Reputation: 1687
When I use
page = urllib2.urlopen("https:somewebpage.com")
soup = BeautifulSoup(page,"html.parser")
soup.get_text()
I get a result that looks like a table list but its not it returns this as actual text value:
["<a href='/path<a>","tableNameAAA","FINISHED","SUCCEEDED","<br title='100.0'> <div class='ui-progressbar ui-widget ui-widget-content ui-corner-all' title='100.0%'> ,"0"],
["<a href='/path<a>","tableNameBBB","INPROCESS","SUCCEEDED","<br title='100.0'> <div class='ui-progressbar ui-widget ui-widget-content ui-corner-all' title='100.0%'> ,"0"],...
How do I convert this to a list so I can iterate through it.

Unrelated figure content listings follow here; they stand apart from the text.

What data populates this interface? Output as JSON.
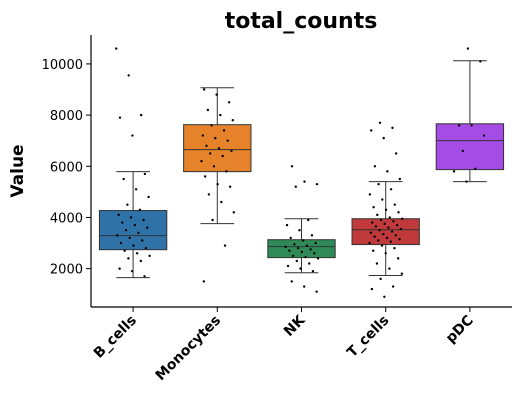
{
  "chart_data": {
    "type": "box",
    "title": "total_counts",
    "ylabel": "Value",
    "categories": [
      "B_cells",
      "Monocytes",
      "NK",
      "T_cells",
      "pDC"
    ],
    "colors": [
      "#2e72a8",
      "#e6822a",
      "#2e8b57",
      "#c0393b",
      "#a64ce6"
    ],
    "boxes": [
      {
        "whislo": 1650,
        "q1": 2740,
        "med": 3290,
        "q3": 4270,
        "whishi": 5790
      },
      {
        "whislo": 3760,
        "q1": 5790,
        "med": 6650,
        "q3": 7625,
        "whishi": 9070
      },
      {
        "whislo": 1840,
        "q1": 2430,
        "med": 2860,
        "q3": 3130,
        "whishi": 3950
      },
      {
        "whislo": 1730,
        "q1": 2940,
        "med": 3520,
        "q3": 3950,
        "whishi": 5400
      },
      {
        "whislo": 5400,
        "q1": 5870,
        "med": 7000,
        "q3": 7660,
        "whishi": 10125
      }
    ],
    "points": [
      [
        10600,
        9550,
        8000,
        7900,
        7200,
        5700,
        5500,
        5100,
        4800,
        4500,
        4300,
        4100,
        4000,
        3900,
        3800,
        3700,
        3600,
        3500,
        3400,
        3300,
        3200,
        3100,
        3000,
        2900,
        2800,
        2700,
        2600,
        2500,
        2400,
        2300,
        2000,
        1900,
        1700
      ],
      [
        9000,
        8800,
        8500,
        8200,
        8000,
        7800,
        7600,
        7400,
        7200,
        7100,
        7000,
        6800,
        6700,
        6600,
        6500,
        6400,
        6200,
        6000,
        5800,
        5600,
        5300,
        5200,
        4900,
        4600,
        4200,
        3900,
        2900,
        1500
      ],
      [
        6000,
        5400,
        5300,
        5200,
        3900,
        3700,
        3500,
        3300,
        3200,
        3100,
        3000,
        2950,
        2900,
        2850,
        2800,
        2750,
        2700,
        2650,
        2600,
        2500,
        2450,
        2400,
        2300,
        2200,
        2100,
        2000,
        1900,
        1500,
        1300,
        1100
      ],
      [
        7700,
        7500,
        7400,
        7100,
        6500,
        6000,
        5800,
        5500,
        5300,
        5100,
        4900,
        4700,
        4500,
        4400,
        4300,
        4200,
        4100,
        4000,
        3950,
        3900,
        3850,
        3800,
        3750,
        3700,
        3650,
        3600,
        3550,
        3500,
        3450,
        3400,
        3350,
        3300,
        3250,
        3200,
        3150,
        3100,
        3050,
        3000,
        2900,
        2800,
        2700,
        2600,
        2400,
        2200,
        2000,
        1800,
        1600,
        1300,
        1200,
        900
      ],
      [
        10600,
        10100,
        7600,
        7600,
        7200,
        6600,
        5900,
        5800,
        5400
      ]
    ],
    "ylim": [
      500,
      11130
    ],
    "yticks": [
      2000,
      4000,
      6000,
      8000,
      10000
    ]
  }
}
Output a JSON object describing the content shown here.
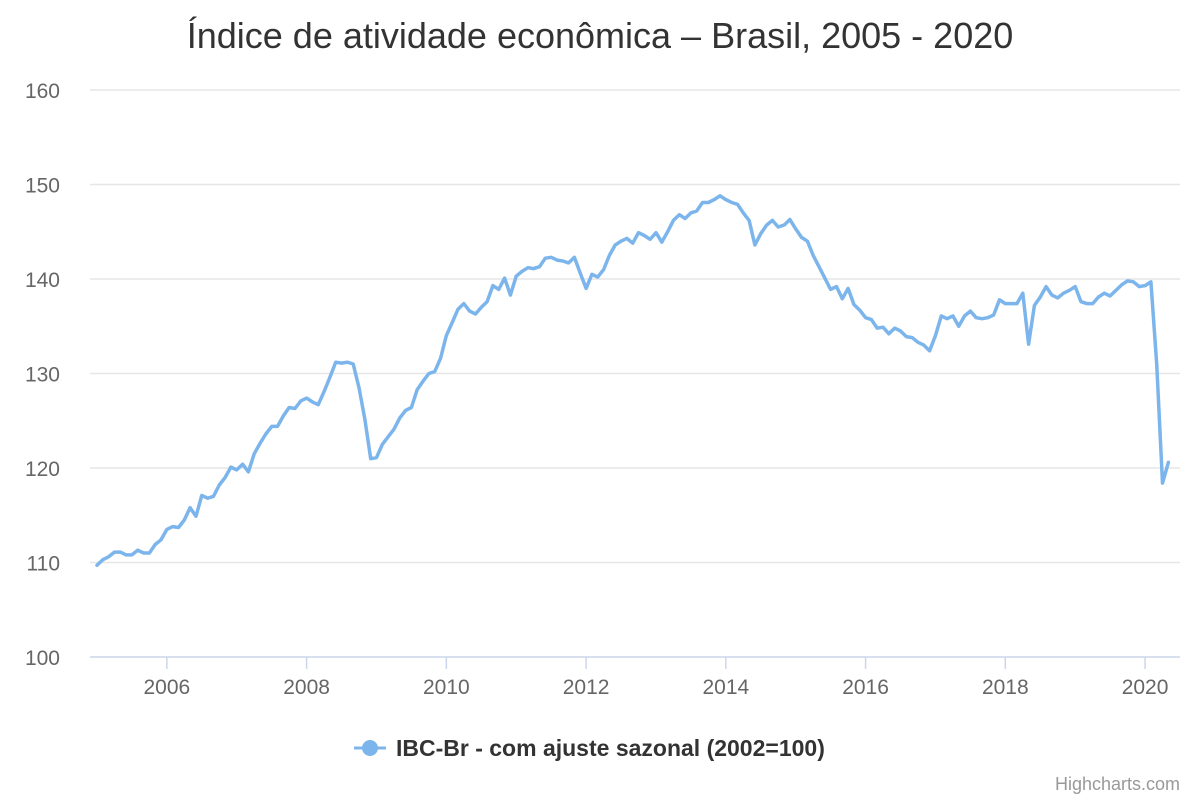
{
  "chart_data": {
    "type": "line",
    "title": "Índice de atividade econômica – Brasil, 2005 - 2020",
    "xlabel": "",
    "ylabel": "",
    "ylim": [
      100,
      160
    ],
    "xlim": [
      2004.9,
      2020.5
    ],
    "yticks": [
      100,
      110,
      120,
      130,
      140,
      150,
      160
    ],
    "yticks_labels": [
      "100",
      "110",
      "120",
      "130",
      "140",
      "150",
      "160"
    ],
    "xticks": [
      2006,
      2008,
      2010,
      2012,
      2014,
      2016,
      2018,
      2020
    ],
    "xticks_labels": [
      "2006",
      "2008",
      "2010",
      "2012",
      "2014",
      "2016",
      "2018",
      "2020"
    ],
    "grid": "horizontal",
    "legend_position": "bottom-center",
    "series": [
      {
        "name": "IBC-Br - com ajuste sazonal (2002=100)",
        "color": "#7cb5ec",
        "start": "2005-01",
        "frequency": "monthly",
        "values": [
          109.7,
          110.3,
          110.6,
          111.1,
          111.1,
          110.8,
          110.8,
          111.3,
          111.0,
          111.0,
          111.9,
          112.4,
          113.5,
          113.8,
          113.7,
          114.5,
          115.8,
          114.9,
          117.1,
          116.8,
          117.0,
          118.2,
          119.0,
          120.1,
          119.8,
          120.4,
          119.6,
          121.5,
          122.6,
          123.6,
          124.4,
          124.4,
          125.5,
          126.4,
          126.3,
          127.1,
          127.4,
          127.0,
          126.7,
          128.1,
          129.6,
          131.2,
          131.1,
          131.2,
          131.0,
          128.5,
          125.2,
          121.0,
          121.1,
          122.5,
          123.3,
          124.1,
          125.3,
          126.1,
          126.4,
          128.3,
          129.2,
          130.0,
          130.2,
          131.6,
          134.0,
          135.4,
          136.8,
          137.4,
          136.6,
          136.3,
          137.0,
          137.6,
          139.3,
          138.9,
          140.1,
          138.3,
          140.3,
          140.8,
          141.2,
          141.1,
          141.3,
          142.2,
          142.3,
          142.0,
          141.9,
          141.7,
          142.3,
          140.6,
          139.0,
          140.5,
          140.2,
          141.0,
          142.5,
          143.6,
          144.0,
          144.3,
          143.8,
          144.9,
          144.6,
          144.2,
          144.9,
          143.9,
          145.0,
          146.2,
          146.8,
          146.4,
          147.0,
          147.2,
          148.1,
          148.1,
          148.4,
          148.8,
          148.4,
          148.1,
          147.9,
          147.0,
          146.2,
          143.6,
          144.8,
          145.7,
          146.2,
          145.5,
          145.7,
          146.3,
          145.3,
          144.4,
          144.0,
          142.5,
          141.3,
          140.1,
          138.9,
          139.2,
          137.9,
          139.0,
          137.3,
          136.7,
          135.9,
          135.7,
          134.8,
          134.9,
          134.2,
          134.8,
          134.5,
          133.9,
          133.8,
          133.3,
          133.0,
          132.4,
          134.0,
          136.1,
          135.8,
          136.1,
          135.0,
          136.1,
          136.6,
          135.9,
          135.8,
          135.9,
          136.2,
          137.8,
          137.4,
          137.4,
          137.4,
          138.5,
          133.1,
          137.2,
          138.1,
          139.2,
          138.3,
          138.0,
          138.5,
          138.8,
          139.2,
          137.6,
          137.4,
          137.4,
          138.1,
          138.5,
          138.2,
          138.8,
          139.4,
          139.8,
          139.7,
          139.2,
          139.3,
          139.7,
          131.0,
          118.4,
          120.6
        ]
      }
    ]
  },
  "credits": "Highcharts.com"
}
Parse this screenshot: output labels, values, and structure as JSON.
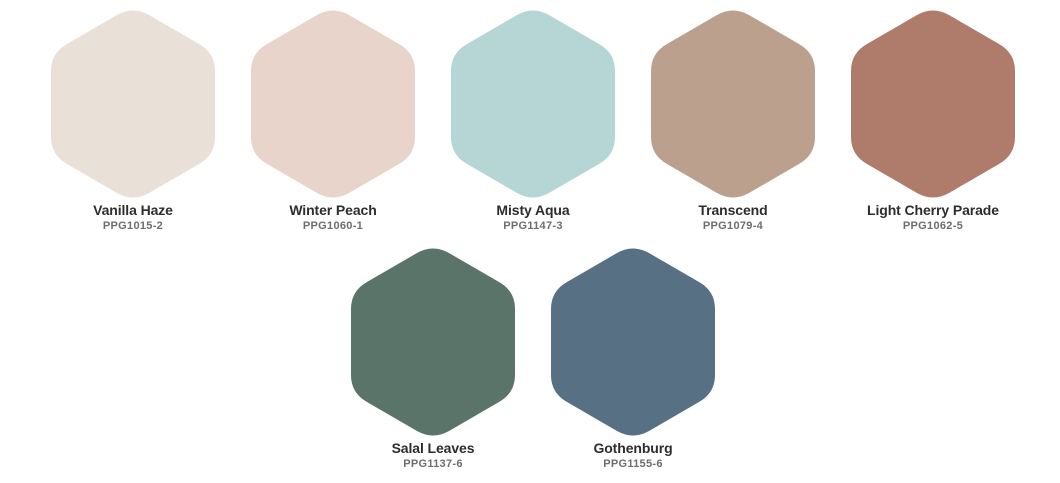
{
  "swatches": [
    {
      "name": "Vanilla Haze",
      "code": "PPG1015-2",
      "color": "#e9e0d8"
    },
    {
      "name": "Winter Peach",
      "code": "PPG1060-1",
      "color": "#e8d4ca"
    },
    {
      "name": "Misty Aqua",
      "code": "PPG1147-3",
      "color": "#b6d6d6"
    },
    {
      "name": "Transcend",
      "code": "PPG1079-4",
      "color": "#bba18d"
    },
    {
      "name": "Light Cherry Parade",
      "code": "PPG1062-5",
      "color": "#af7b6a"
    },
    {
      "name": "Salal Leaves",
      "code": "PPG1137-6",
      "color": "#5a7469"
    },
    {
      "name": "Gothenburg",
      "code": "PPG1155-6",
      "color": "#587083"
    }
  ]
}
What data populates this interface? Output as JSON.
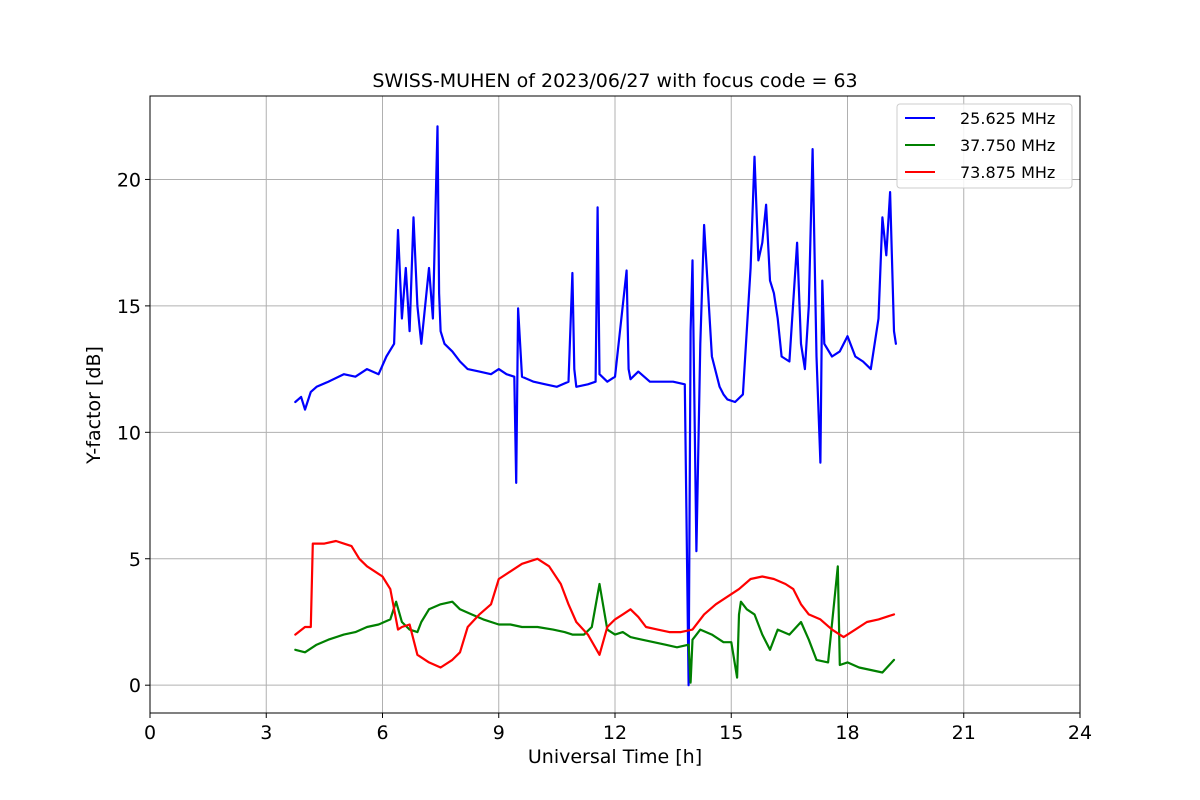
{
  "chart_data": {
    "type": "line",
    "title": "SWISS-MUHEN of 2023/06/27 with focus code = 63",
    "xlabel": "Universal Time [h]",
    "ylabel": "Y-factor [dB]",
    "xlim": [
      0,
      24
    ],
    "ylim": [
      -1.1,
      23.3
    ],
    "xticks": [
      0,
      3,
      6,
      9,
      12,
      15,
      18,
      21,
      24
    ],
    "xtick_labels": [
      "0",
      "3",
      "6",
      "9",
      "12",
      "15",
      "18",
      "21",
      "24"
    ],
    "yticks": [
      0,
      5,
      10,
      15,
      20
    ],
    "ytick_labels": [
      "0",
      "5",
      "10",
      "15",
      "20"
    ],
    "grid": true,
    "legend_position": "top-right",
    "series": [
      {
        "name": "25.625 MHz",
        "color": "#0000ff",
        "x": [
          3.75,
          3.9,
          4.0,
          4.15,
          4.3,
          4.6,
          5.0,
          5.3,
          5.6,
          5.9,
          6.1,
          6.3,
          6.4,
          6.5,
          6.6,
          6.7,
          6.8,
          6.9,
          7.0,
          7.2,
          7.3,
          7.42,
          7.46,
          7.5,
          7.6,
          7.8,
          8.0,
          8.2,
          8.5,
          8.8,
          9.0,
          9.2,
          9.4,
          9.45,
          9.5,
          9.6,
          9.9,
          10.2,
          10.5,
          10.8,
          10.9,
          10.95,
          11.0,
          11.3,
          11.5,
          11.55,
          11.6,
          11.8,
          12.0,
          12.3,
          12.35,
          12.4,
          12.6,
          12.9,
          13.2,
          13.5,
          13.8,
          13.9,
          13.95,
          14.0,
          14.1,
          14.2,
          14.3,
          14.5,
          14.7,
          14.8,
          14.9,
          15.1,
          15.3,
          15.5,
          15.6,
          15.7,
          15.8,
          15.9,
          16.0,
          16.1,
          16.2,
          16.3,
          16.5,
          16.7,
          16.8,
          16.9,
          17.0,
          17.1,
          17.2,
          17.3,
          17.35,
          17.4,
          17.6,
          17.8,
          18.0,
          18.2,
          18.4,
          18.6,
          18.8,
          18.9,
          19.0,
          19.1,
          19.2,
          19.25
        ],
        "y": [
          11.2,
          11.4,
          10.9,
          11.6,
          11.8,
          12.0,
          12.3,
          12.2,
          12.5,
          12.3,
          13.0,
          13.5,
          18.0,
          14.5,
          16.5,
          14.0,
          18.5,
          15.0,
          13.5,
          16.5,
          14.5,
          22.1,
          15.5,
          14.0,
          13.5,
          13.2,
          12.8,
          12.5,
          12.4,
          12.3,
          12.5,
          12.3,
          12.2,
          8.0,
          14.9,
          12.2,
          12.0,
          11.9,
          11.8,
          12.0,
          16.3,
          12.5,
          11.8,
          11.9,
          12.0,
          18.9,
          12.3,
          12.0,
          12.2,
          16.4,
          12.5,
          12.1,
          12.4,
          12.0,
          12.0,
          12.0,
          11.9,
          0.0,
          14.0,
          16.8,
          5.3,
          13.5,
          18.2,
          13.0,
          11.8,
          11.5,
          11.3,
          11.2,
          11.5,
          16.5,
          20.9,
          16.8,
          17.5,
          19.0,
          16.0,
          15.5,
          14.5,
          13.0,
          12.8,
          17.5,
          13.5,
          12.5,
          15.0,
          21.2,
          13.0,
          8.8,
          16.0,
          13.5,
          13.0,
          13.2,
          13.8,
          13.0,
          12.8,
          12.5,
          14.5,
          18.5,
          17.0,
          19.5,
          14.0,
          13.5
        ]
      },
      {
        "name": "37.750 MHz",
        "color": "#008000",
        "x": [
          3.75,
          4.0,
          4.3,
          4.6,
          5.0,
          5.3,
          5.6,
          5.9,
          6.2,
          6.35,
          6.5,
          6.7,
          6.9,
          7.0,
          7.2,
          7.5,
          7.8,
          8.0,
          8.3,
          8.6,
          9.0,
          9.3,
          9.6,
          10.0,
          10.4,
          10.7,
          10.9,
          11.2,
          11.4,
          11.6,
          11.8,
          12.0,
          12.2,
          12.4,
          12.7,
          13.0,
          13.3,
          13.6,
          13.9,
          13.95,
          14.0,
          14.2,
          14.5,
          14.8,
          15.0,
          15.15,
          15.2,
          15.25,
          15.4,
          15.6,
          15.8,
          16.0,
          16.2,
          16.5,
          16.8,
          17.0,
          17.2,
          17.5,
          17.75,
          17.8,
          18.0,
          18.3,
          18.6,
          18.9,
          19.2
        ],
        "y": [
          1.4,
          1.3,
          1.6,
          1.8,
          2.0,
          2.1,
          2.3,
          2.4,
          2.6,
          3.3,
          2.5,
          2.2,
          2.1,
          2.5,
          3.0,
          3.2,
          3.3,
          3.0,
          2.8,
          2.6,
          2.4,
          2.4,
          2.3,
          2.3,
          2.2,
          2.1,
          2.0,
          2.0,
          2.3,
          4.0,
          2.2,
          2.0,
          2.1,
          1.9,
          1.8,
          1.7,
          1.6,
          1.5,
          1.6,
          0.1,
          1.8,
          2.2,
          2.0,
          1.7,
          1.7,
          0.3,
          2.8,
          3.3,
          3.0,
          2.8,
          2.0,
          1.4,
          2.2,
          2.0,
          2.5,
          1.8,
          1.0,
          0.9,
          4.7,
          0.8,
          0.9,
          0.7,
          0.6,
          0.5,
          1.0
        ]
      },
      {
        "name": "73.875 MHz",
        "color": "#ff0000",
        "x": [
          3.75,
          4.0,
          4.15,
          4.2,
          4.5,
          4.8,
          5.0,
          5.2,
          5.4,
          5.6,
          5.8,
          6.0,
          6.2,
          6.4,
          6.5,
          6.7,
          6.9,
          7.2,
          7.5,
          7.8,
          8.0,
          8.2,
          8.5,
          8.8,
          9.0,
          9.3,
          9.6,
          10.0,
          10.3,
          10.6,
          10.8,
          11.0,
          11.3,
          11.6,
          11.8,
          12.0,
          12.2,
          12.4,
          12.6,
          12.8,
          13.1,
          13.4,
          13.7,
          14.0,
          14.3,
          14.6,
          14.9,
          15.2,
          15.5,
          15.8,
          16.1,
          16.4,
          16.6,
          16.8,
          17.0,
          17.3,
          17.6,
          17.9,
          18.2,
          18.5,
          18.8,
          19.2
        ],
        "y": [
          2.0,
          2.3,
          2.3,
          5.6,
          5.6,
          5.7,
          5.6,
          5.5,
          5.0,
          4.7,
          4.5,
          4.3,
          3.8,
          2.2,
          2.3,
          2.4,
          1.2,
          0.9,
          0.7,
          1.0,
          1.3,
          2.3,
          2.8,
          3.2,
          4.2,
          4.5,
          4.8,
          5.0,
          4.7,
          4.0,
          3.2,
          2.5,
          2.0,
          1.2,
          2.3,
          2.6,
          2.8,
          3.0,
          2.7,
          2.3,
          2.2,
          2.1,
          2.1,
          2.2,
          2.8,
          3.2,
          3.5,
          3.8,
          4.2,
          4.3,
          4.2,
          4.0,
          3.8,
          3.2,
          2.8,
          2.6,
          2.2,
          1.9,
          2.2,
          2.5,
          2.6,
          2.8
        ]
      }
    ]
  }
}
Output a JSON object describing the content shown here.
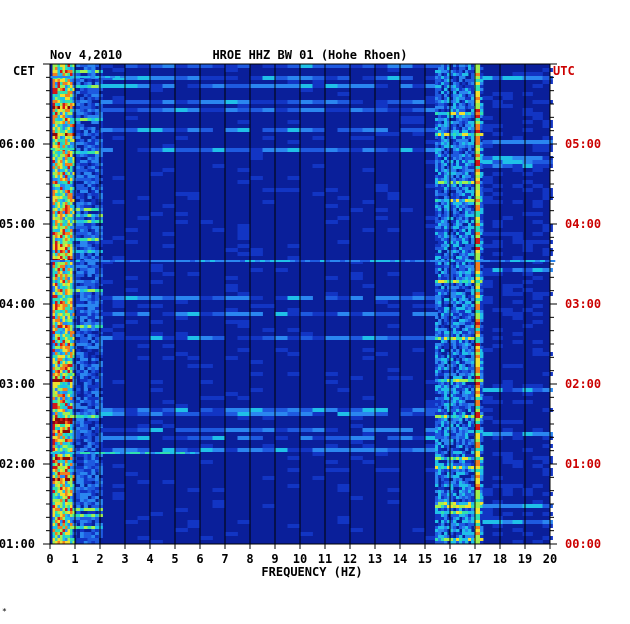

I tried doing list(soup.get_text()) but when I try to iterate through it goes bananas:
...v', u'>', u'"', u',', u'"', u'<', u'a', u' ', u'...
What I expect when I iterate is : [list1],[list2]
instead of what it is now which is "[list1],[list2]"
Upvotes: 0
Views: 258
Reputation: 1687
Eventually I just stripped all the single quotes then made a list of all the tables probably could have done this without BS but it works.
Upvotes: 1